Su voz salió áspera, amortiguada contra mi piel.
—Deberíamos terminar lo que empezamos.
El pánico revoloteó en mi pecho.
Agarré su muñeca débilmente.
—Los niños…
se despertarán —la excusa salió rápidamente, con el pecho oprimido.
—Están dormidos —murmuró, deslizando su mano hacia arriba, tirando del dobladillo de mi camisón—.
No necesitas preocuparte.
La tela se levantó lentamente, exponiendo mis muslos al aire fresco.
Su boca seguía trabajando en mi cuello, en el hueco de mi clavícula.
Mis dedos temblaban contra sus hombros mientras intentaba —intentaba— dejarme sentirlo.
Dejarme creer que quería esto.
Pero la verdad presionaba fuertemente contra mis costillas.
No estaba ahí.
No de la manera que necesitaba que estuviera.
Mis ojos se cerraron con fuerza, y un susurro se escapó antes de que pudiera detenerlo.
—Para.
No me escuchó.
O tal vez lo hizo y eligió no hacerlo.
Sus labios se movían con ansia, su mano empujando más arriba.
El miedo surgió agudamente a través de mi pecho.
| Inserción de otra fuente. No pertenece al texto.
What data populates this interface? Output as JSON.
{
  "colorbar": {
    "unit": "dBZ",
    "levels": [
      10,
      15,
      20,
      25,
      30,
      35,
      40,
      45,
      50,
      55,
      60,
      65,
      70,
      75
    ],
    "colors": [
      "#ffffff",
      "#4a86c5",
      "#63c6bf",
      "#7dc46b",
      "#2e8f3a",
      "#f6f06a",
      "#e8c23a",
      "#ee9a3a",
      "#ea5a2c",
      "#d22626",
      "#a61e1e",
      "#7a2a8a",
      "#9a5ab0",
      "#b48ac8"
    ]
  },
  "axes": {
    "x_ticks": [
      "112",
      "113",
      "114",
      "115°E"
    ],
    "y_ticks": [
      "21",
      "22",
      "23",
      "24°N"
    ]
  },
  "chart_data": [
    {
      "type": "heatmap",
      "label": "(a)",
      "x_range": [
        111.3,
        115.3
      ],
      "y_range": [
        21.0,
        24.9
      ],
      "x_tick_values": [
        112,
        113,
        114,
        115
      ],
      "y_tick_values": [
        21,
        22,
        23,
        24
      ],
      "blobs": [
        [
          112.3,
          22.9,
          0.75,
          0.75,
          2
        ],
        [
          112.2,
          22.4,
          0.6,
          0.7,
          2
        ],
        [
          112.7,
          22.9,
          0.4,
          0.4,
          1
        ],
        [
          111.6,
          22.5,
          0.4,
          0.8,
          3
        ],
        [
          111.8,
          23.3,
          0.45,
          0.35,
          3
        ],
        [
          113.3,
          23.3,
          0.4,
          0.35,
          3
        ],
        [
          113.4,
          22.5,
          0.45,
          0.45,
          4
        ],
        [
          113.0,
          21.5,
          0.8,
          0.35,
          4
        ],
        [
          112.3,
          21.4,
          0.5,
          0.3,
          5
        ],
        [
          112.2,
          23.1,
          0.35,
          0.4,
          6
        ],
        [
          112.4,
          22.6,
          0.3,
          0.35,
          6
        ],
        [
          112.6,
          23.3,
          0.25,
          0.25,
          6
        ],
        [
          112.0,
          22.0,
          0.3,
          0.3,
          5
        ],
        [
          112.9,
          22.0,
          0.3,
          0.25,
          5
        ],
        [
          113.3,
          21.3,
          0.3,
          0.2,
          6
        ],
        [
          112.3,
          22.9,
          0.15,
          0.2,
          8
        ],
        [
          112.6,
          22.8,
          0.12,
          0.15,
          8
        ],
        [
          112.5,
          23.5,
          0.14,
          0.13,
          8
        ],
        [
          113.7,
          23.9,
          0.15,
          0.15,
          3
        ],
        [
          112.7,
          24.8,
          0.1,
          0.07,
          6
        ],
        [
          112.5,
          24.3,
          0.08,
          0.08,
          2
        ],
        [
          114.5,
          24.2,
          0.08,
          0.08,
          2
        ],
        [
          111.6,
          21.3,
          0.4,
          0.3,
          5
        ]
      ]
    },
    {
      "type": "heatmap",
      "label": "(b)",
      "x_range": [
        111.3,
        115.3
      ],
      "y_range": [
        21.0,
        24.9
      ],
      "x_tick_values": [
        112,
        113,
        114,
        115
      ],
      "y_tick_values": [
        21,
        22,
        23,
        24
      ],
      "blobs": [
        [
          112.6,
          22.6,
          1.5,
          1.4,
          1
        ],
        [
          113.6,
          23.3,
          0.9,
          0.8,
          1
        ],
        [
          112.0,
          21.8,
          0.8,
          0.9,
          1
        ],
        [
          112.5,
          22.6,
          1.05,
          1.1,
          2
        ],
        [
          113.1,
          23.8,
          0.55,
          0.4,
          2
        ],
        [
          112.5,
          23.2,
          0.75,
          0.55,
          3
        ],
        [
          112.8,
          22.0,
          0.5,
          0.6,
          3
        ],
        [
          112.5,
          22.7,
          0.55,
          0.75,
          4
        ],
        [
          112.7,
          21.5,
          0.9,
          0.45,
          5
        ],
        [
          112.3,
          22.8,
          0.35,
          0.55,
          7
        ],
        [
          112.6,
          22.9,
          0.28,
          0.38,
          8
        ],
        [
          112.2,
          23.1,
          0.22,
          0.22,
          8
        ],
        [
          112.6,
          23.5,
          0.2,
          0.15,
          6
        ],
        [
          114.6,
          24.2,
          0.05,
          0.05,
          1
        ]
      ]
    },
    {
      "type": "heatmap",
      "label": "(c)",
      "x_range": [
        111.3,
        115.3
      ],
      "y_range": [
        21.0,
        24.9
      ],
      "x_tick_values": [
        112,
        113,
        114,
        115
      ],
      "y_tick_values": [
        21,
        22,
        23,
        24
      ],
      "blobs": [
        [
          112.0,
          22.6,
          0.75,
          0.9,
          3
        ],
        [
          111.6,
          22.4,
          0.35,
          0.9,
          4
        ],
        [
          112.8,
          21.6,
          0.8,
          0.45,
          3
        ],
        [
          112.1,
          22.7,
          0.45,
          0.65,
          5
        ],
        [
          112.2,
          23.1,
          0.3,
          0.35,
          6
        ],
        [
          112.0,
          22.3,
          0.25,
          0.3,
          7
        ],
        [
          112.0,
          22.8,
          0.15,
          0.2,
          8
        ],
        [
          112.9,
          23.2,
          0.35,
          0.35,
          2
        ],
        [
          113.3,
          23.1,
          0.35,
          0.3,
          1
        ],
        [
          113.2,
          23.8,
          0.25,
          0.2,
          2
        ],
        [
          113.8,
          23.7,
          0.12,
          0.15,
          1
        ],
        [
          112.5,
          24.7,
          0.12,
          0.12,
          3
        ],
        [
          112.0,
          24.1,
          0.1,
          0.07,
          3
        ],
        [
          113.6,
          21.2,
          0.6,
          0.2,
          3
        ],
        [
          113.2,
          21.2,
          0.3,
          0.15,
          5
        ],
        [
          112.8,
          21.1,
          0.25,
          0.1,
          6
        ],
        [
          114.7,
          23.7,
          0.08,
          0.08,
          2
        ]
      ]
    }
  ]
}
Mi voz se elevó, más firme, desesperada.
—¡Para!
Lo empujé, esta vez con suficiente fuerza como para hacerlo retroceder un paso.
Mi camisón volvió a caer en su lugar mientras me deslizaba de la encimera, con el corazón martilleando.
Frederick se quedó inmóvil, su pecho subiendo y bajando, sus manos cerradas en puños a sus costados.
Sus ojos fijos en los míos, oscuros, indescifrables.